部屋の中に思い切り吐き出された、巨大女子の唾。普通の人間の唾ではない。巨人が吐き出した何リットルもの大量の唾が、俺のパーソナルスペースに容赦なくぶちまけられた。
「な……んで……」
2週間前にフローリングの床を舐め上げられたのとはわけが違う。机やテレビに大量の唾液が降りかかり、ベッドのシーツやカーペットに泡を含んだ大量の唾液が染み込んでいく。洗ったとしても、この女の匂いが取れるか分からない。
「「「じゃーねー…♪」」」
絶望で声が出ない俺に向かって、巨大女子は何とも思っていないような言い方で別れを告げる。そのまま上空の景色は光に包まれ、気づけば俺の部屋の天井は元通りになっていた。
(…………)
残された大量の唾液を見つめながら、俺はしばらく動けなかった。唾液でぐっしょり濡れたシーツやカーペットを拭いて洗濯に出す惨めな自分の姿が目に浮かぶ。
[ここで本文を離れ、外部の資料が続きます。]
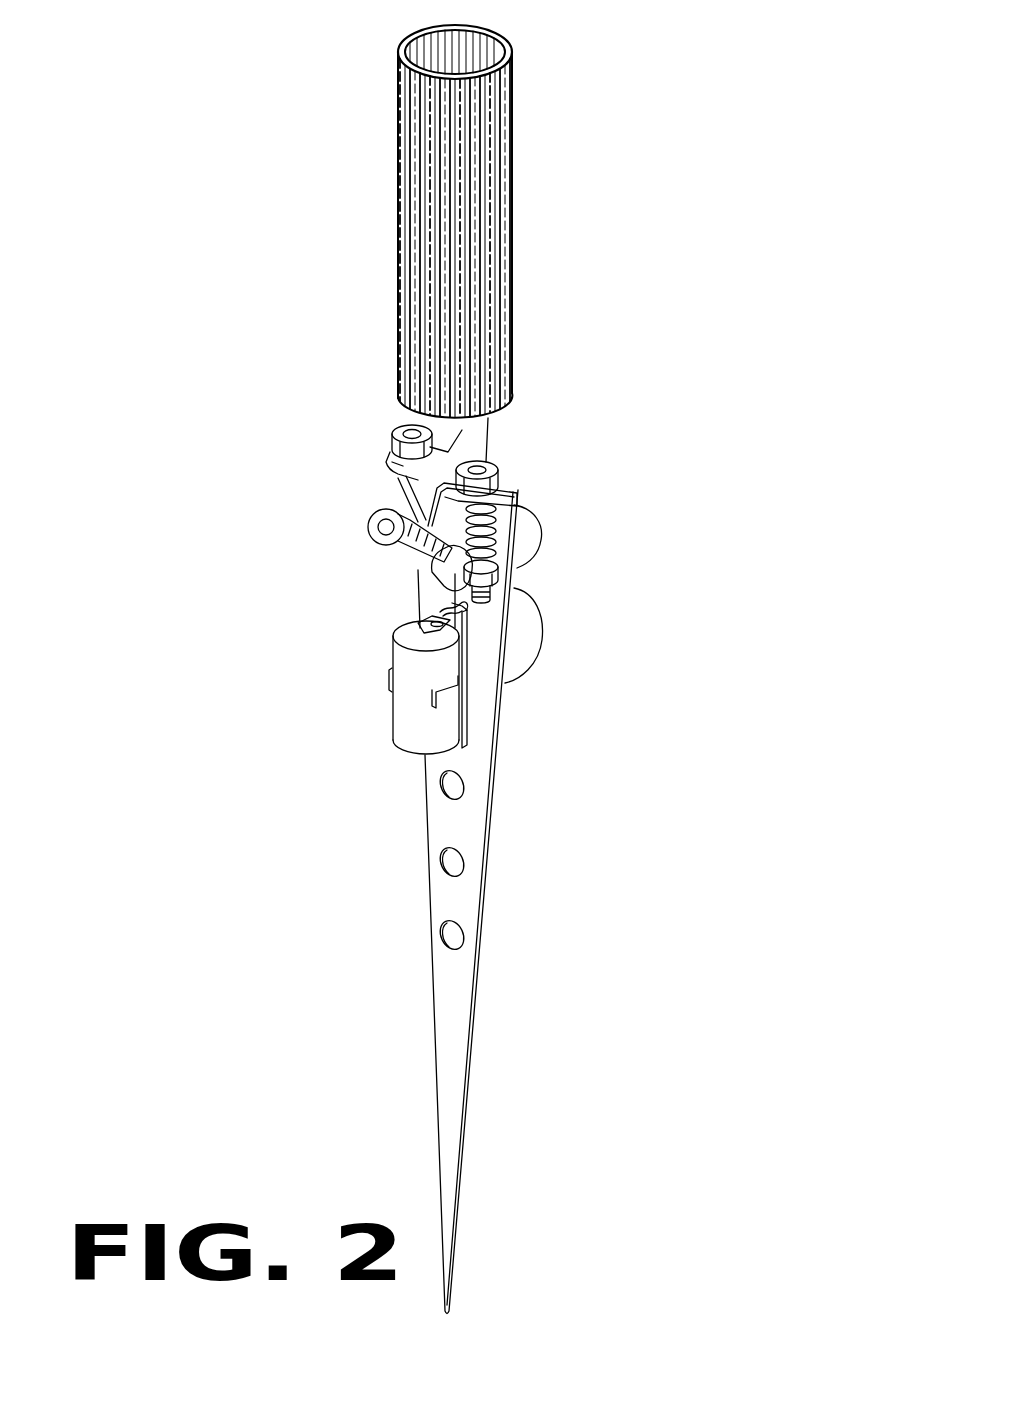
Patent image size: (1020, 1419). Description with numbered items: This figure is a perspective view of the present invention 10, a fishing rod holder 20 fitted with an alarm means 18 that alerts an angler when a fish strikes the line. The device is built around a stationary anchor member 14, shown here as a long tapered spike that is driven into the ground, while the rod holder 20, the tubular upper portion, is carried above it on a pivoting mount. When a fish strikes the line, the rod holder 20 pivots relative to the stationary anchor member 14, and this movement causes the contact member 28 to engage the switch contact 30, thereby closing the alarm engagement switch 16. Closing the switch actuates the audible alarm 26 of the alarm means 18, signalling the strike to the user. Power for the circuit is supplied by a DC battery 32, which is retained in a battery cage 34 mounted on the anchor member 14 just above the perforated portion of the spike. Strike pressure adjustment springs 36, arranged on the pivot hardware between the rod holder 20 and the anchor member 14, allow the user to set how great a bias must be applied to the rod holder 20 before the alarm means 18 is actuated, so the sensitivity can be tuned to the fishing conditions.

The present invention 10 is at (772, 152).
The stationary anchor member 14 is at (476, 955).
The alarm engagement switch 16 is at (345, 446).
The alarm means 18 is at (523, 643).
The fishing rod holder 20 is at (508, 243).
The audible alarm 26 is at (542, 523).
The contact member 28 is at (418, 563).
The switch contact 30 is at (446, 581).
The DC battery 32 is at (410, 700).
The battery cage 34 is at (467, 690).
The strike pressure adjustment springs 36 is at (494, 515).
そして、さらに絶望的なのは、また今の巨大な女子に弄ばれるかもしれないということだった。俺の部屋を把握されている限り、空間を接続されるのを止めることはできない。そしてあの体格差では、一切抵抗することもできない。
(……なんで、俺の部屋を把握しているんだ……?)
そこで、ようやく気付く。空間接続器は、接続先の場所の位置を把握していないと使えないらしい。じゃあなぜ、あの女はこの部屋を知っているんだ…。
俺は濃厚な唾液の匂いに包まれたまま、うなだれるように考え続けた。